Ca’ Dario: Ca’ Dario (37 E. Victoria St.; [805] 884-9419; opened in 1997 to overwhelming success — so much so that head chef Dario Furlati eventually opened a pizzeria next door to accommodate all his customers. “Our food is fresh and prepared in the moment,” said Furlati when asked what made his place such a hit. “We don’t cut corners.”

The native Italian upholds his homeland’s tradition of keeping dishes fresh and light, which is all too important when it comes to vegetarian food. “In Italian cooking, anything can be made vegetarian,” he said of the cuisine’s adaptability.

For his vegetarian clientele, he recommends a fusilli pasta alla puttanesca. With organic produce — Kalamata olives, red and yellow tomatoes, capers, and parsley — and a light dusting of grated pecorino cheese, a simple pasta dish comes to life. When it comes to pasta, it is all too important to add a range of colors in order to make it not only healthy but also exciting. The dish is effortless and inviting, as if meant to be enjoyed on a sun-drenched Riviera terrace. Guests can also customize their order by requesting whole-wheat or gluten-free pasta.

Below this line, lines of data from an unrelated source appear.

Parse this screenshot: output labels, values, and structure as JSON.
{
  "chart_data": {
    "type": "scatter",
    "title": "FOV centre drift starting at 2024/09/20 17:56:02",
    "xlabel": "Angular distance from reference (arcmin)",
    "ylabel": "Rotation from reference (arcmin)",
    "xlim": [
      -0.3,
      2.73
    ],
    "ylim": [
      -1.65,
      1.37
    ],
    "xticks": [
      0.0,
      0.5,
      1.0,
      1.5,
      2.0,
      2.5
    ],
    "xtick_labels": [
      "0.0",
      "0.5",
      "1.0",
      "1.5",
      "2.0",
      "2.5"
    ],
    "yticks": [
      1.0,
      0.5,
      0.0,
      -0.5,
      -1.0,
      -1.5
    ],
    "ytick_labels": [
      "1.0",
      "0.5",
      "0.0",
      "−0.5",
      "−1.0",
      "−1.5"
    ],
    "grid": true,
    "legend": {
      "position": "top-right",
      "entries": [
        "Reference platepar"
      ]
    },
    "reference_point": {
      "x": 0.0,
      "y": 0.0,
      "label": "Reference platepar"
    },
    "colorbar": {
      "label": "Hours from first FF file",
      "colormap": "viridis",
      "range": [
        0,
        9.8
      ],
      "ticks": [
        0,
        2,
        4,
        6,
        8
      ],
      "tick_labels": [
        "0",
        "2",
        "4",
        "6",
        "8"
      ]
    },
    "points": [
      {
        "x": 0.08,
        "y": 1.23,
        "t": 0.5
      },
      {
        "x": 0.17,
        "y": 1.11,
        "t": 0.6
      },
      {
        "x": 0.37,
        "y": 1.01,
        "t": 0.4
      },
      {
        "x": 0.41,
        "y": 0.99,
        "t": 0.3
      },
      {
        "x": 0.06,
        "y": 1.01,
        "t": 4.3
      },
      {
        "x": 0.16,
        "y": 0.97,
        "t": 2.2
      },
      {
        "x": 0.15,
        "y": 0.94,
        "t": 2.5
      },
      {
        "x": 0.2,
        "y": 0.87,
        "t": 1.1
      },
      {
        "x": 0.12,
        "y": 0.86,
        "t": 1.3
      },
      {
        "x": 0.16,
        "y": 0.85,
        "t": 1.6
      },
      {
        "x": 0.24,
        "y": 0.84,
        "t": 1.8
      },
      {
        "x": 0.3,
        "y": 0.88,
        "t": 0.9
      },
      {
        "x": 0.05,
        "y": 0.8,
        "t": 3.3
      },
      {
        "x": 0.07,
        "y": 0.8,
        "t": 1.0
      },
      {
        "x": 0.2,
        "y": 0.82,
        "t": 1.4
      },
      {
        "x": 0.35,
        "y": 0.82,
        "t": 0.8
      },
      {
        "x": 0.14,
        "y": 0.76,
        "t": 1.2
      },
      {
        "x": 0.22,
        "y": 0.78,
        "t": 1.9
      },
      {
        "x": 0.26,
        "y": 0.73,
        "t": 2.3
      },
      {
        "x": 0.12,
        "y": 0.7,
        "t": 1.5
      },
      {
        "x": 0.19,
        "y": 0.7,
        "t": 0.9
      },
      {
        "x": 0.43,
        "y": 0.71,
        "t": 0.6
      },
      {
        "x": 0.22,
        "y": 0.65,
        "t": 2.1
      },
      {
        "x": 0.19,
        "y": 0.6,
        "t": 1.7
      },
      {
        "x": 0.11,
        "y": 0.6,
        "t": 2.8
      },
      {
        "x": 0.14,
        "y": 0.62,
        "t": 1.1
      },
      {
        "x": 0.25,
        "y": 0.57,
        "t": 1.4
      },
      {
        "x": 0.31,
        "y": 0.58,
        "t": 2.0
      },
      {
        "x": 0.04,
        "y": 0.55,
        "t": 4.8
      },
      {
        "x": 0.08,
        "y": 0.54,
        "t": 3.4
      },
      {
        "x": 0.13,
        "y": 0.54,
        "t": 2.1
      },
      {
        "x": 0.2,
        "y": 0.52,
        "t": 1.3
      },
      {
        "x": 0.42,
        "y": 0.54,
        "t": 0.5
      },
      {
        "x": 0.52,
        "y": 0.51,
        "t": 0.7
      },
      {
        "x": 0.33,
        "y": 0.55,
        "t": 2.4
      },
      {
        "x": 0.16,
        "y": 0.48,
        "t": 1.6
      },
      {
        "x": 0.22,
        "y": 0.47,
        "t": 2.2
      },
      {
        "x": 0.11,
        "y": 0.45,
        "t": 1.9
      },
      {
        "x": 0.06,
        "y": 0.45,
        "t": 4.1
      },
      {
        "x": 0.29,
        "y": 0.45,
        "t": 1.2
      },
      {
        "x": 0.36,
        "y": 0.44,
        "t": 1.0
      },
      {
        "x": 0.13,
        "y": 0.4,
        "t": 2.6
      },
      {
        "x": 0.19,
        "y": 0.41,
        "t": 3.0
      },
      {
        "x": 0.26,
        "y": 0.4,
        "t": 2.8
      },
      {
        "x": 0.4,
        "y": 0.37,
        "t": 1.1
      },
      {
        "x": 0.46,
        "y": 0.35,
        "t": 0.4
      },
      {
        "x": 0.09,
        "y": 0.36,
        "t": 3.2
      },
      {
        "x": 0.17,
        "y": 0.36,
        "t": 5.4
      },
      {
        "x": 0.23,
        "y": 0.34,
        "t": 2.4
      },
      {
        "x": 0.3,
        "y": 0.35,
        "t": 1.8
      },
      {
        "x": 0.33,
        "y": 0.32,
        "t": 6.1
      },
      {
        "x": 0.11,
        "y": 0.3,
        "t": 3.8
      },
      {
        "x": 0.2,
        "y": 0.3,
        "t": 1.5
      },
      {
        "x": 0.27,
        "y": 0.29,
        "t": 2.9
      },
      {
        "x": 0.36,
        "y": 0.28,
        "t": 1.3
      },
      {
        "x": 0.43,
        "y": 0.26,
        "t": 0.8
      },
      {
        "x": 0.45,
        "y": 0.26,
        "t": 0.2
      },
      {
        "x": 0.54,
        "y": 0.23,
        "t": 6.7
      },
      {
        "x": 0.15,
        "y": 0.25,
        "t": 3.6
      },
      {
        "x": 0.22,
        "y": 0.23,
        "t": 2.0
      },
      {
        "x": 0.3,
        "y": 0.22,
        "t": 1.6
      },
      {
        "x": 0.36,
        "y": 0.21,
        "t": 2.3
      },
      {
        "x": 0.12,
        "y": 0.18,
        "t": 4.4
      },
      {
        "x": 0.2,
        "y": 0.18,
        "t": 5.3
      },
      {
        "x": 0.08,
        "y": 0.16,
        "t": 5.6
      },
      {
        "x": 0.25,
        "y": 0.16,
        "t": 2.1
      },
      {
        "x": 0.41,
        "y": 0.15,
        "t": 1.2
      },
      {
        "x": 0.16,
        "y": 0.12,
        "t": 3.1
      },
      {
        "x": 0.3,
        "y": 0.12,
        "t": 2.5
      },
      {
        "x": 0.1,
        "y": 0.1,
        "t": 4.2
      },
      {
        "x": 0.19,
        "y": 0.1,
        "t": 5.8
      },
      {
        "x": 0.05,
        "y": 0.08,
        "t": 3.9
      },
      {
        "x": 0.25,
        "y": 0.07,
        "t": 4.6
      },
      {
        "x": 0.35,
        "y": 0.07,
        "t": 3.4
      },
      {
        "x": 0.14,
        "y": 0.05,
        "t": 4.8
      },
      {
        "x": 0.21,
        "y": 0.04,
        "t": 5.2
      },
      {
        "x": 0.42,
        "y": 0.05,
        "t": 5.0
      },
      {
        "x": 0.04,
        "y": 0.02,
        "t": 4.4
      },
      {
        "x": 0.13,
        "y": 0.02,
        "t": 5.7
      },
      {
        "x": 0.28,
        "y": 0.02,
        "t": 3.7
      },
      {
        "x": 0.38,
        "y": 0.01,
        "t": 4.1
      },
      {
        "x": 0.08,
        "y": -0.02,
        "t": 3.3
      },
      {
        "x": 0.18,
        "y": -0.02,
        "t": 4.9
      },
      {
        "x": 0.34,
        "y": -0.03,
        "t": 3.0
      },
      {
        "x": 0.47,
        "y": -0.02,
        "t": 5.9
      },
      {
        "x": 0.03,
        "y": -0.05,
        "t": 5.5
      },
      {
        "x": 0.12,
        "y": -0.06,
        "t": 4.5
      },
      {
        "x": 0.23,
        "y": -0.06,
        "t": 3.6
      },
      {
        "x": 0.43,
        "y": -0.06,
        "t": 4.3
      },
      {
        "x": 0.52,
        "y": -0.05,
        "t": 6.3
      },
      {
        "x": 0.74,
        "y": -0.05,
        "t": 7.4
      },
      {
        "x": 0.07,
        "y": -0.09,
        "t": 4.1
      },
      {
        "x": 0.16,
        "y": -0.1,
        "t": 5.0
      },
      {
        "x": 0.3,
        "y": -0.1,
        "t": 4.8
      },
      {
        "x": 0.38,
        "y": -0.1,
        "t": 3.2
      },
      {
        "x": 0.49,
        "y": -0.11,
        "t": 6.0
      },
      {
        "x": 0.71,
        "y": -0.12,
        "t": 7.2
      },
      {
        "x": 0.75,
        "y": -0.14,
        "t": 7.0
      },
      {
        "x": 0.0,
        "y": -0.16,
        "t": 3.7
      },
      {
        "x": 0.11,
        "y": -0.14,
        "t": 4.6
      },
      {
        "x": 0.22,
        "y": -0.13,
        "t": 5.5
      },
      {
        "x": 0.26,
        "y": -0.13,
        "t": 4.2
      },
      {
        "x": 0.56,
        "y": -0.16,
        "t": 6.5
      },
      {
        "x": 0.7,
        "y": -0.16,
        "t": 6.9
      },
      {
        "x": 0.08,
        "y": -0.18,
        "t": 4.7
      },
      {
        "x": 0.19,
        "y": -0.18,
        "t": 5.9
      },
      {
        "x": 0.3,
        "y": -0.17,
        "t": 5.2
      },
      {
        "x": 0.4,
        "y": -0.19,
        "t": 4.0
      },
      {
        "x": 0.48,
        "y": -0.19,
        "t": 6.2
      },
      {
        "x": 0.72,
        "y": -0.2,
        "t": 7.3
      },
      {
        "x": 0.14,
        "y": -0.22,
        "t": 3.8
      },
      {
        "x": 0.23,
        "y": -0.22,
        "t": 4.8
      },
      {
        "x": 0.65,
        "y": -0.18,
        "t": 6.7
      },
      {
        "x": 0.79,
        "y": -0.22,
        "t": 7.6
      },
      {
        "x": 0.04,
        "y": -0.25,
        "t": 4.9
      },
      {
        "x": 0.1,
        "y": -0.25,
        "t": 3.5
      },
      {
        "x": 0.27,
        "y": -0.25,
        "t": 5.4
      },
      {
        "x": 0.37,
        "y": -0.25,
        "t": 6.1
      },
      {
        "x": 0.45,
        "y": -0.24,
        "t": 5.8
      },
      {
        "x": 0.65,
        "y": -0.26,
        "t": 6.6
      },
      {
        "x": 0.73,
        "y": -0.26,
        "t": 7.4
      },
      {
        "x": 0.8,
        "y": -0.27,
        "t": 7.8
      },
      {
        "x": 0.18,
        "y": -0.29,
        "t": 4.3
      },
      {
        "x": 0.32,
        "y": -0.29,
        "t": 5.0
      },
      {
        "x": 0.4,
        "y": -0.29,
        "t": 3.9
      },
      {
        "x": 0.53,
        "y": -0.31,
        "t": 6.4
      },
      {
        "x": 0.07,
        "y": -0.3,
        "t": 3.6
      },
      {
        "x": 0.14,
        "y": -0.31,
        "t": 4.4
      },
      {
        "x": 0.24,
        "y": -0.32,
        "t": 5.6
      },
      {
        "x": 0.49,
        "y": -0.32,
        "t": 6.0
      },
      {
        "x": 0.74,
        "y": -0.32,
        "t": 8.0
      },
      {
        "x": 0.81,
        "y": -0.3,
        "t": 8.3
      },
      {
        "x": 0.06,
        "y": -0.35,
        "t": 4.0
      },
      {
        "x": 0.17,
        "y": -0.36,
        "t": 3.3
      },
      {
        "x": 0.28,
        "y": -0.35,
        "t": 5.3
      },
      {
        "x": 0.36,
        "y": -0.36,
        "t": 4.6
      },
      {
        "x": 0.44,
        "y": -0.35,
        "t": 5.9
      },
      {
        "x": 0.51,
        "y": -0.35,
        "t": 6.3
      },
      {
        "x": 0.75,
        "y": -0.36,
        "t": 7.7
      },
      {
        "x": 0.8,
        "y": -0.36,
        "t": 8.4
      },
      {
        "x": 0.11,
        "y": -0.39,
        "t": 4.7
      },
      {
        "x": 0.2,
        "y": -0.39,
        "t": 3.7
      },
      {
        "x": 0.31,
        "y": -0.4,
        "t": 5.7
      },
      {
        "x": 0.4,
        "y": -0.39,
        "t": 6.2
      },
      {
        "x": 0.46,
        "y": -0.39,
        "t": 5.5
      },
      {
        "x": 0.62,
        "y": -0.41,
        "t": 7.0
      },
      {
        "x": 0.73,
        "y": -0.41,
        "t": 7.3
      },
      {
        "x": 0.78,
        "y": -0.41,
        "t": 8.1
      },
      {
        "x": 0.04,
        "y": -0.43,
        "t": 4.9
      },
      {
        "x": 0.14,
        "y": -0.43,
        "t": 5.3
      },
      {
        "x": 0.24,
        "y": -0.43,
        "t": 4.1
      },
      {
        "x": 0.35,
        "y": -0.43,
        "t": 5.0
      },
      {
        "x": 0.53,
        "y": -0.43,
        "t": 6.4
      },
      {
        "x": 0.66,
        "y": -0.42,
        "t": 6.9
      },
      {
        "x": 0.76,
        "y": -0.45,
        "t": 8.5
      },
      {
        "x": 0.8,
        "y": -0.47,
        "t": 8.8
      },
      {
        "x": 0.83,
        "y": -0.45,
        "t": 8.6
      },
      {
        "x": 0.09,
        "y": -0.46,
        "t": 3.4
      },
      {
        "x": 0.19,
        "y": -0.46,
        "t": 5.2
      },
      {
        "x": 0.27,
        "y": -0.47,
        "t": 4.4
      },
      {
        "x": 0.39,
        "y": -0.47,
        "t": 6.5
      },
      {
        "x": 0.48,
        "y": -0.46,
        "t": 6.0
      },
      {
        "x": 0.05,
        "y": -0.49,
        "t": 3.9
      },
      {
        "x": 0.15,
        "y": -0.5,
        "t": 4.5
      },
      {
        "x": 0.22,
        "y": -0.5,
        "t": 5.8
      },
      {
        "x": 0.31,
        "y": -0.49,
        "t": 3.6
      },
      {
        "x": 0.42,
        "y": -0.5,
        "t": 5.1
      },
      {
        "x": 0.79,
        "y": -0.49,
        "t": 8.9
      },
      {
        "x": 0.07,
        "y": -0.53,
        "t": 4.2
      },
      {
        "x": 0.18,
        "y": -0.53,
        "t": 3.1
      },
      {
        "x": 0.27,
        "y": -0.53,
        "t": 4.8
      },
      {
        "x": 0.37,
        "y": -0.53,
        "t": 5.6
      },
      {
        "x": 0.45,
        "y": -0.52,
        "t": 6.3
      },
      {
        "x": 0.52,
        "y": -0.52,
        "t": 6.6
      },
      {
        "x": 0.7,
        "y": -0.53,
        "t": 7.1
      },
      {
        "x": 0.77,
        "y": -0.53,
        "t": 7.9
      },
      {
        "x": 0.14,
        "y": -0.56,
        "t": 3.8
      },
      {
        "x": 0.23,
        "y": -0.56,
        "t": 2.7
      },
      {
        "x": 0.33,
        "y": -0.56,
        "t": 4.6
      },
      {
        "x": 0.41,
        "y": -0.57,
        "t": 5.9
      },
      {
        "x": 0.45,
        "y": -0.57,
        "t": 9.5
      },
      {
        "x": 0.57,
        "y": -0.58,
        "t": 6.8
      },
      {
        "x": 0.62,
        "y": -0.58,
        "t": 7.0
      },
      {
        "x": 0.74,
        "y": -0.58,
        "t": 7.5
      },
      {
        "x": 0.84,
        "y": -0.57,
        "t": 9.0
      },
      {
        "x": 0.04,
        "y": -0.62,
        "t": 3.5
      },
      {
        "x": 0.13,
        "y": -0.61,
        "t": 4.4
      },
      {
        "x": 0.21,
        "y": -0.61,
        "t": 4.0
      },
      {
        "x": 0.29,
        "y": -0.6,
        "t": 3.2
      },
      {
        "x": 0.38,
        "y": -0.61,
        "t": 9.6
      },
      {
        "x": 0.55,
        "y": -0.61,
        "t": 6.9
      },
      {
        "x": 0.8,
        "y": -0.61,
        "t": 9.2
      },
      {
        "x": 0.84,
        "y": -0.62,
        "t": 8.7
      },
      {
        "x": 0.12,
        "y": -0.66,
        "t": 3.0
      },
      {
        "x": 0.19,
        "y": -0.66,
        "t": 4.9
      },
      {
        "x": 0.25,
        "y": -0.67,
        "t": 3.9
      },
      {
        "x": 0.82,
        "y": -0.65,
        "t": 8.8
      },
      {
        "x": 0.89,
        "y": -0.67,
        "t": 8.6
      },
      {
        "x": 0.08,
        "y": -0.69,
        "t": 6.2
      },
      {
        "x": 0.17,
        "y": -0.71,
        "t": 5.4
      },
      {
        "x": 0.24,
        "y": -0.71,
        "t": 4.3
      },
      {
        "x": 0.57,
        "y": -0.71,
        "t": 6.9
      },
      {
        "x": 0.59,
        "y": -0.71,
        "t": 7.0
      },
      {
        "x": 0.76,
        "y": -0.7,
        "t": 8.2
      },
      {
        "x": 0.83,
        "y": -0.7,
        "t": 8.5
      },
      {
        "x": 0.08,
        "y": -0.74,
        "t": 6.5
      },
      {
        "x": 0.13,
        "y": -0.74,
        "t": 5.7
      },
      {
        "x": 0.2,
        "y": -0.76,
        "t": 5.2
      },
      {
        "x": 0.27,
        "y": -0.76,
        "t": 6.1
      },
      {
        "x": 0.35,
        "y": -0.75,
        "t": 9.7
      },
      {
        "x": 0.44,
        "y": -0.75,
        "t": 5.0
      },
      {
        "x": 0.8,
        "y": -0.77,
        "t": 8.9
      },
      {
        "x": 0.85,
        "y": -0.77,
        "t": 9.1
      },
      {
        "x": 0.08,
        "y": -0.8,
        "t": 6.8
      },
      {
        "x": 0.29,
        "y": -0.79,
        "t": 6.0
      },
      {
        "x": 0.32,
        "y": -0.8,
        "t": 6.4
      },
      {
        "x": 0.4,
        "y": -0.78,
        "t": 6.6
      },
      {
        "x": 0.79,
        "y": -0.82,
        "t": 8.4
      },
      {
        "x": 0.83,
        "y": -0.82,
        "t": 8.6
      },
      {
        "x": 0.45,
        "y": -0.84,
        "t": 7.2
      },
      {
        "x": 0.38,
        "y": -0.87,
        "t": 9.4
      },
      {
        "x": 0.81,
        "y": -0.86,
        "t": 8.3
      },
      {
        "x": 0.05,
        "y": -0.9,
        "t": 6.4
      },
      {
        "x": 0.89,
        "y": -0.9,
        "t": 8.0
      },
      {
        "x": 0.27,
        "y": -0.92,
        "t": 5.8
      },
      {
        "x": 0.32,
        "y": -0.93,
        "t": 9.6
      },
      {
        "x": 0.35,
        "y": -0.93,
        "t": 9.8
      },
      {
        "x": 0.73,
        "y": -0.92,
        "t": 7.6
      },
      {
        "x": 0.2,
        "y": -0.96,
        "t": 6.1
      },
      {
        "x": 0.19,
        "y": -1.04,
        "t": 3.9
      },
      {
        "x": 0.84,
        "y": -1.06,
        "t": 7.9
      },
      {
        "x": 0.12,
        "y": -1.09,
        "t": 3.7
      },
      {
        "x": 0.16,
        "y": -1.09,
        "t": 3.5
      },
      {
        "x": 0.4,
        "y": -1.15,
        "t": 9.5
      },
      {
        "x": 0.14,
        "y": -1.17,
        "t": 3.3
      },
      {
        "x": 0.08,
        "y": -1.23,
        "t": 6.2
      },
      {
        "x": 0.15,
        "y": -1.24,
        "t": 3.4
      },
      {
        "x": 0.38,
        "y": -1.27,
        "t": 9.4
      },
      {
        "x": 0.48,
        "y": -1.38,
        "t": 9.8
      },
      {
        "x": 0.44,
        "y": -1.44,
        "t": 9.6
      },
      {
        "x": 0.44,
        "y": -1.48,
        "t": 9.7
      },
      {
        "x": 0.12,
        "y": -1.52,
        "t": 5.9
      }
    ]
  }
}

A taste of fusilli al fumo from the historic Cajun restaurant on Cota Street.
Joanne Howard

The Palace Grill: The Palace Grill (8 E. Cota St.; [805] 963-5000; opened 29 years ago and was quickly adopted as a hometown favorite. “It was unique because we were bringing regional Cajun cuisine to Santa Barbara,” said Errol Williams, who, as the restaurant’s general manager, is also proud of winning the award for best service in Santa Barbara 26 times since opening in May 1985.

What diners might not know is that The Palace Grill offers more than old-style jambalaya, shrimp gumbo, and the other meat- and seafood-heavy dishes that typify Cajun cuisine. Williams recommended the fusilli al fumo, a pasta dish with roasted eggplant and red peppers, smoked mozzarella, and a sweet tomato basil cream sauce. It maintains the spicy flavors of Cajun cuisine, and the dish gives off a zesty Southern flair that is not often found in vegetarian cooking. Not your traditional Italian pasta, the fusilli al fumo is one of the restaurant’s dishes that give vegetarians a genuine taste of the South.